As informações e opiniões formadas neste blog são de responsabilidade única do autor.

Reis e Ratos

Luiz Zanin Oricchio

20 Fevereiro 2012 | 11h41

 

É difícil fazer uma sátira política. Mais ainda, fazer uma sátira política inteligente. E muitíssimo mais complicado é fazer uma sátira política inteligente que, ainda por cima, seja engraçada. Na verdade, a última qualidade, se presente, absolve a ausência de todas as outras. Mas o que dizer de uma sátira política pouco engenhosa e que deixa a plateia indiferente? É o caso de Reis e Ratos, do bom diretor Mauro Lima, de Meu Nome Não É Johnny.

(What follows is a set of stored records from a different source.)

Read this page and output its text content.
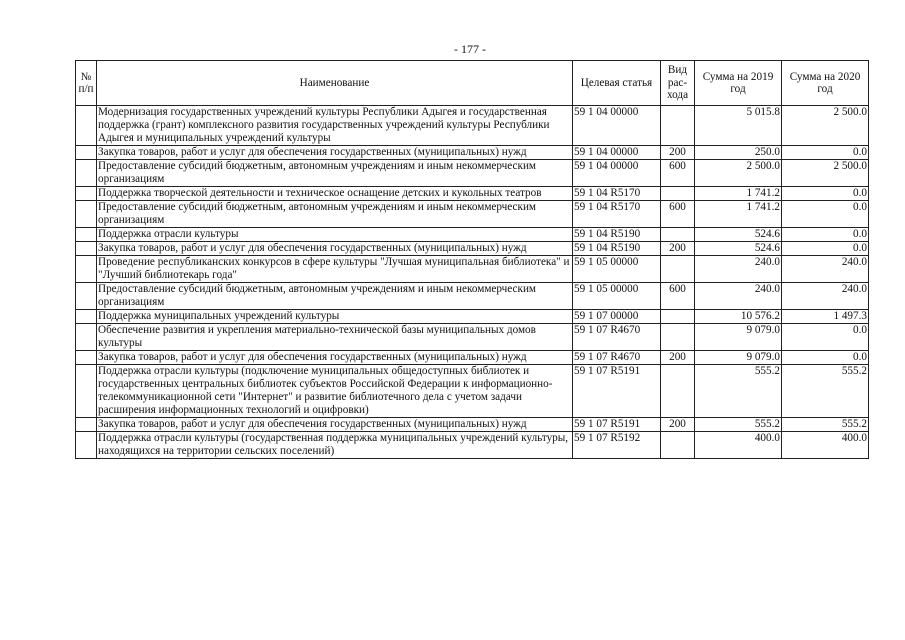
- 177 -
№ п/п	Наименование	Целевая статья	Вид рас-хода	Сумма на 2019 год	Сумма на 2020 год
	Модернизация государственных учреждений культуры Республики Адыгея и государственная поддержка (грант) комплексного развития государственных учреждений культуры Республики Адыгея и муниципальных учреждений культуры	59 1 04 00000		5 015.8	2 500.0
	Закупка товаров, работ и услуг для обеспечения государственных (муниципальных) нужд	59 1 04 00000	200	250.0	0.0
	Предоставление субсидий бюджетным, автономным учреждениям и иным некоммерческим организациям	59 1 04 00000	600	2 500.0	2 500.0
	Поддержка творческой деятельности и техническое оснащение детских и кукольных театров	59 1 04 R5170		1 741.2	0.0
	Предоставление субсидий бюджетным, автономным учреждениям и иным некоммерческим организациям	59 1 04 R5170	600	1 741.2	0.0
	Поддержка отрасли культуры	59 1 04 R5190		524.6	0.0
	Закупка товаров, работ и услуг для обеспечения государственных (муниципальных) нужд	59 1 04 R5190	200	524.6	0.0
	Проведение республиканских конкурсов в сфере культуры "Лучшая муниципальная библиотека" и "Лучший библиотекарь года"	59 1 05 00000		240.0	240.0
	Предоставление субсидий бюджетным, автономным учреждениям и иным некоммерческим организациям	59 1 05 00000	600	240.0	240.0
	Поддержка муниципальных учреждений культуры	59 1 07 00000		10 576.2	1 497.3
	Обеспечение развития и укрепления материально-технической базы муниципальных домов культуры	59 1 07 R4670		9 079.0	0.0
	Закупка товаров, работ и услуг для обеспечения государственных (муниципальных) нужд	59 1 07 R4670	200	9 079.0	0.0
	Поддержка отрасли культуры (подключение муниципальных общедоступных библиотек и государственных центральных библиотек субъектов Российской Федерации к информационно-телекоммуникационной сети "Интернет" и развитие библиотечного дела с учетом задачи расширения информационных технологий и оцифровки)	59 1 07 R5191		555.2	555.2
	Закупка товаров, работ и услуг для обеспечения государственных (муниципальных) нужд	59 1 07 R5191	200	555.2	555.2
	Поддержка отрасли культуры (государственная поддержка муниципальных учреждений культуры, находящихся на территории сельских поселений)	59 1 07 R5192		400.0	400.0
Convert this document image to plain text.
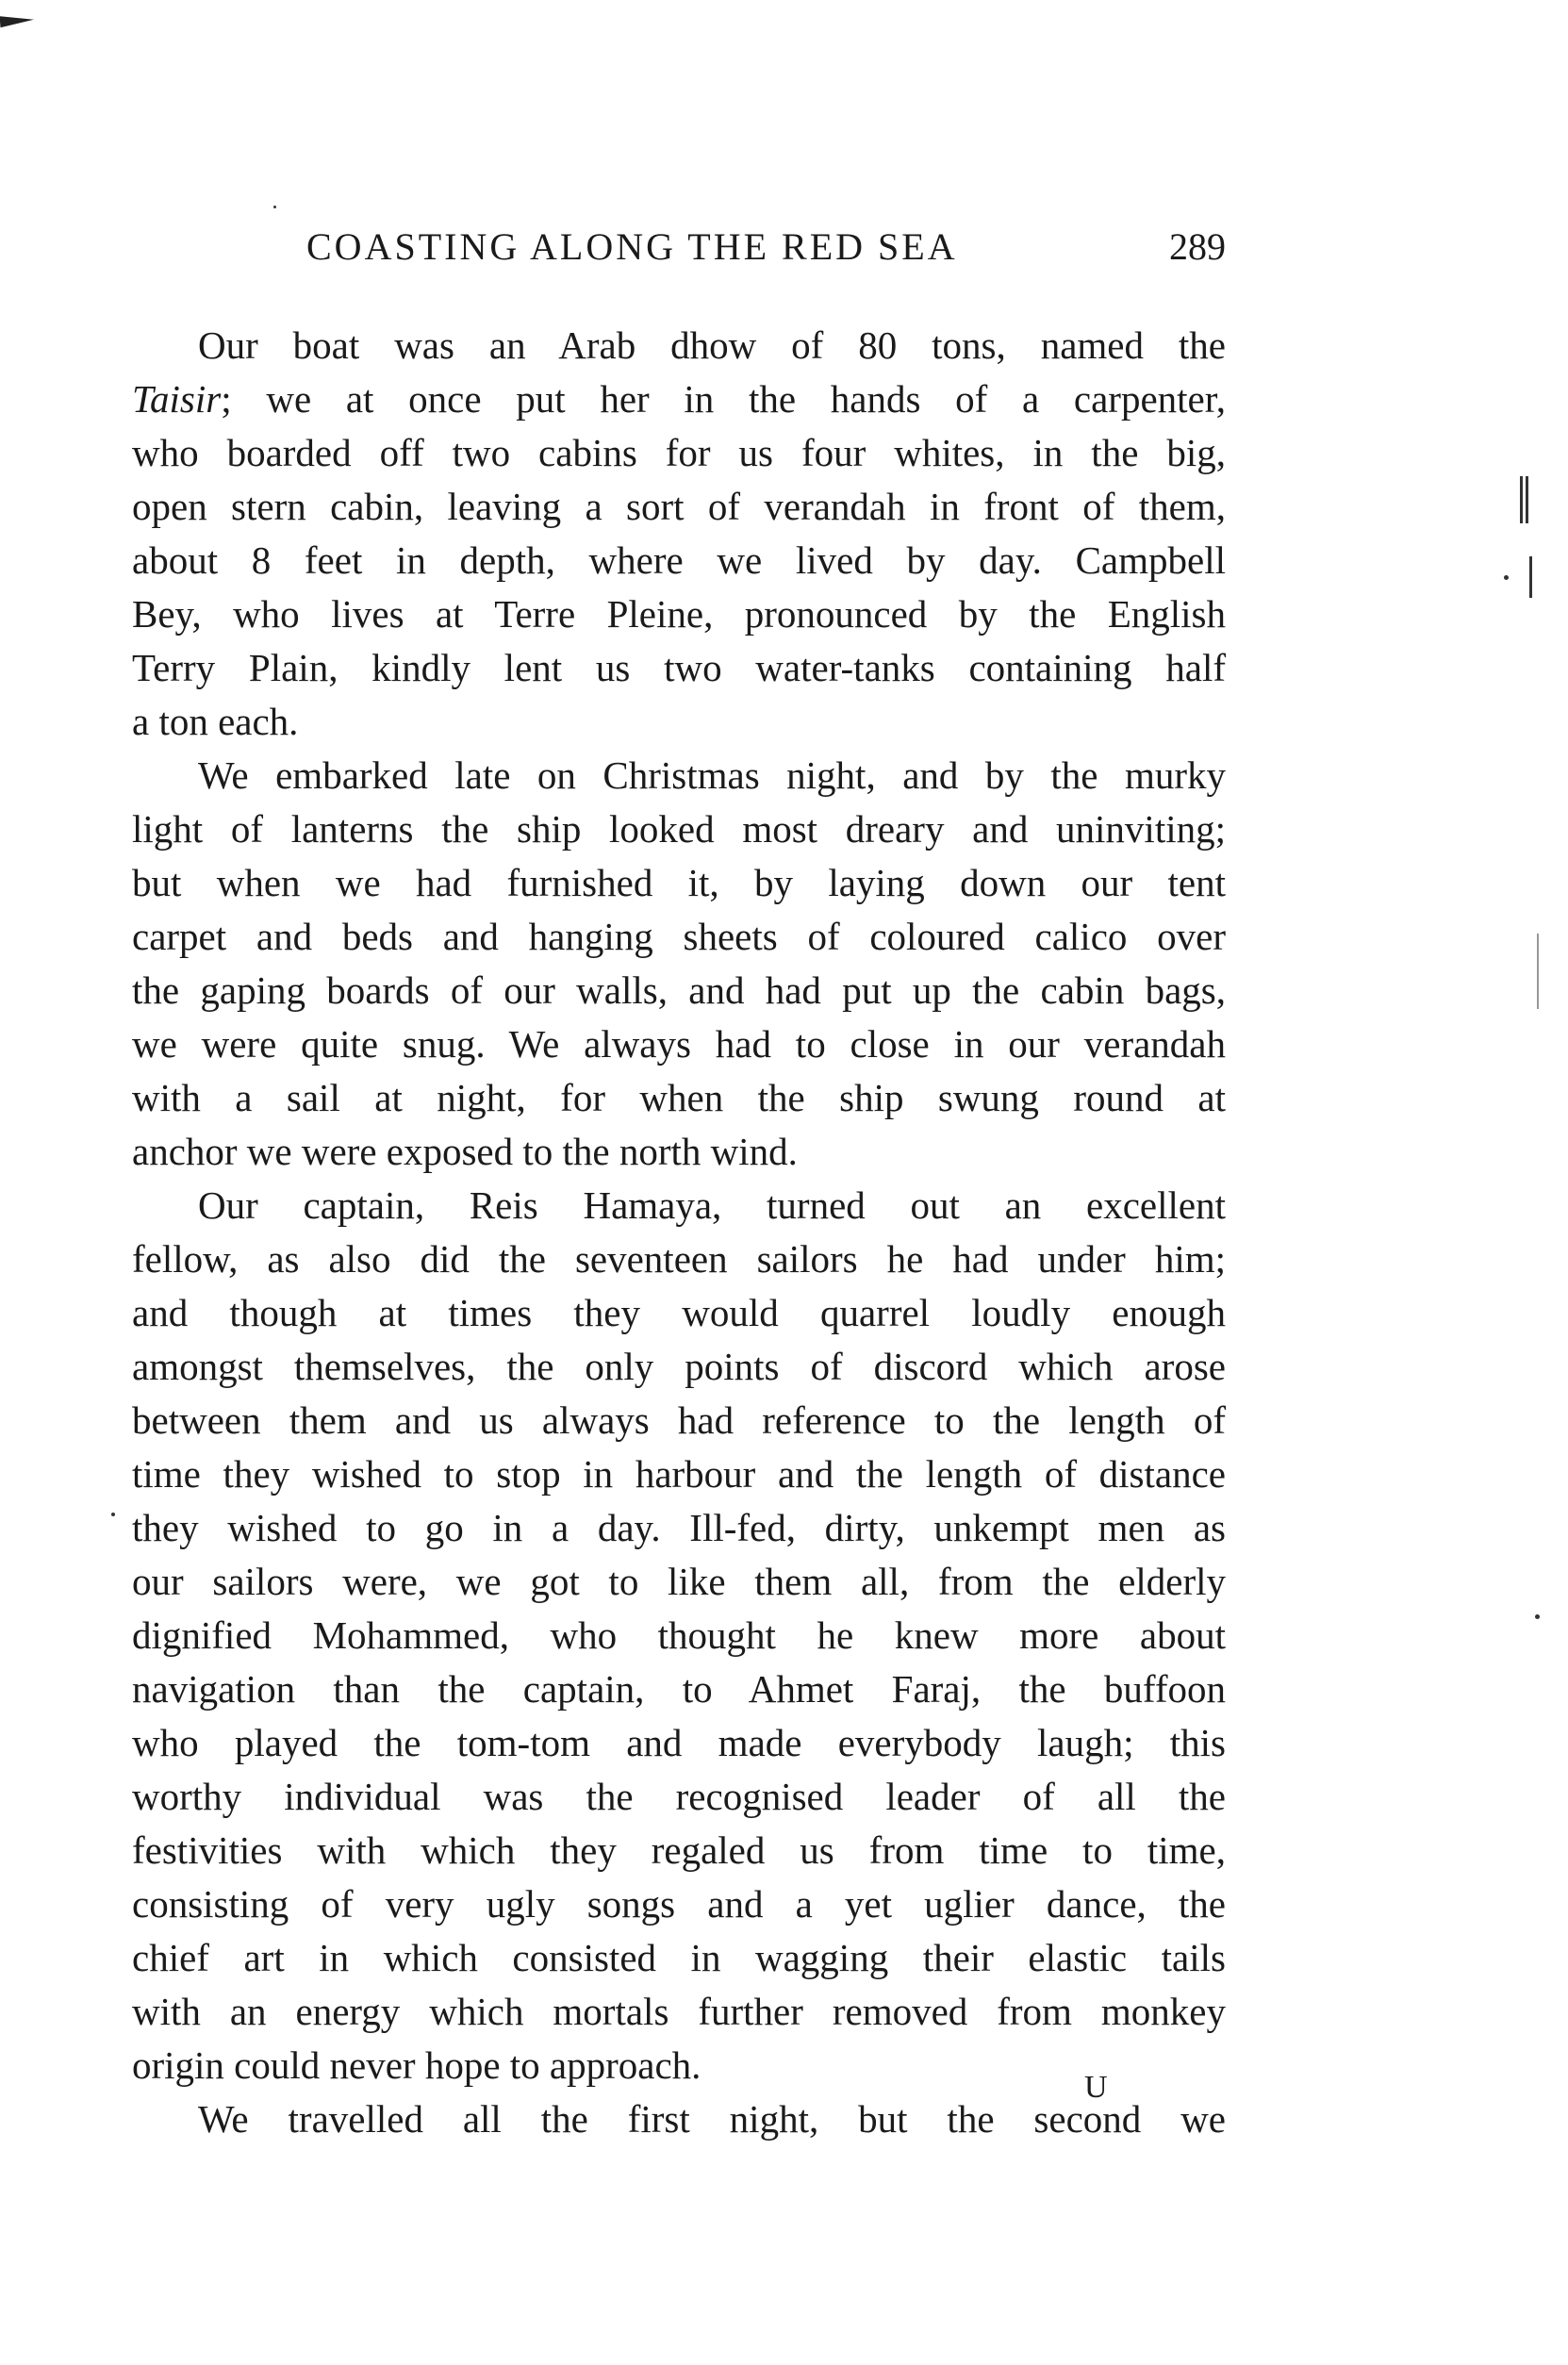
COASTING ALONG THE RED SEA	289
Our boat was an Arab dhow of 80 tons, named the
Taisir; we at once put her in the hands of a carpenter,
who boarded off two cabins for us four whites, in the big,
open stern cabin, leaving a sort of verandah in front of them,
about 8 feet in depth, where we lived by day. Campbell
Bey, who lives at Terre Pleine, pronounced by the English
Terry Plain, kindly lent us two water-tanks containing half
a ton each.
We embarked late on Christmas night, and by the murky
light of lanterns the ship looked most dreary and uninviting;
but when we had furnished it, by laying down our tent
carpet and beds and hanging sheets of coloured calico over
the gaping boards of our walls, and had put up the cabin bags,
we were quite snug. We always had to close in our verandah
with a sail at night, for when the ship swung round at
anchor we were exposed to the north wind.
Our captain, Reis Hamaya, turned out an excellent
fellow, as also did the seventeen sailors he had under him;
and though at times they would quarrel loudly enough
amongst themselves, the only points of discord which arose
between them and us always had reference to the length of
time they wished to stop in harbour and the length of distance
they wished to go in a day. Ill-fed, dirty, unkempt men as
our sailors were, we got to like them all, from the elderly
dignified Mohammed, who thought he knew more about
navigation than the captain, to Ahmet Faraj, the buffoon
who played the tom-tom and made everybody laugh; this
worthy individual was the recognised leader of all the
festivities with which they regaled us from time to time,
consisting of very ugly songs and a yet uglier dance, the
chief art in which consisted in wagging their elastic tails
with an energy which mortals further removed from monkey
origin could never hope to approach.
We travelled all the first night, but the second we
U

Lima recria, em termos de paródia, o clima golpista que havia no País em 1963 e que levou à derrubada do governo no ano seguinte. De certa forma, trabalha com os elementos, alguns deles ao menos, que de fato estavam em jogo naquela situação: militares e civis interessados em se livrar do governo, adidos norte-americanos que davam subsídios à desestabilização, políticos e latifundiários também interessados em tirar sua casquinha, etc. Junta a isso  personagens fictícios que, infelizmente, são esculpidos a machadadas e tornam-se caricaturas.

Os vários núcleos da trama parecem tão fora de sincronia como as falas de alguns tipos que mimetizam personagens dublados (uma boa sacada, em tese). O que fica, então, são impressões desconectadas uma das outras. A dupla Otávio Müller, como major, e Selton Mello, um agente americano, torna-se responsável pelos poucos momentos interessantes do filme. Não são melhores porque, com o texto que tinham os atores, milagres não são permitidos. A presença em cena de Rodrigo Santoro, como o gigolô Roni Rato, só pode ser definida como penosa. Cauã Reymond tenta ser engraçado como o radialista metido a sensitivo, mas o papel não ajuda. E Rafaella Mandelli, bela estampa, parece meio perdida no papel de cantora gaúcha que se torna pivô da trama.

Reis e Ratos é um capítulo à parte na tragédia em que se tornou o gênero cômico no Brasil. Com raras exceções, ou se investe na grosseria como forma de buscar cumplicidade num público já anestesiado pela nota dominante da TV, ou, como é o caso de Reis e Ratos, aposta-se todo o capital sobre um elenco conhecido e descura-se tanto da carpintaria do texto quanto da qualidade de direção.

Os bastidores de 1964 costumam ser apresentados de forma grave no cinema. Já era hora de nos divertirmos com essa tragédia política, que, de fato, teve muito de farsesca, quando vista à distância. Mas não é ainda desta vez que fizemos essa catarse pelo riso.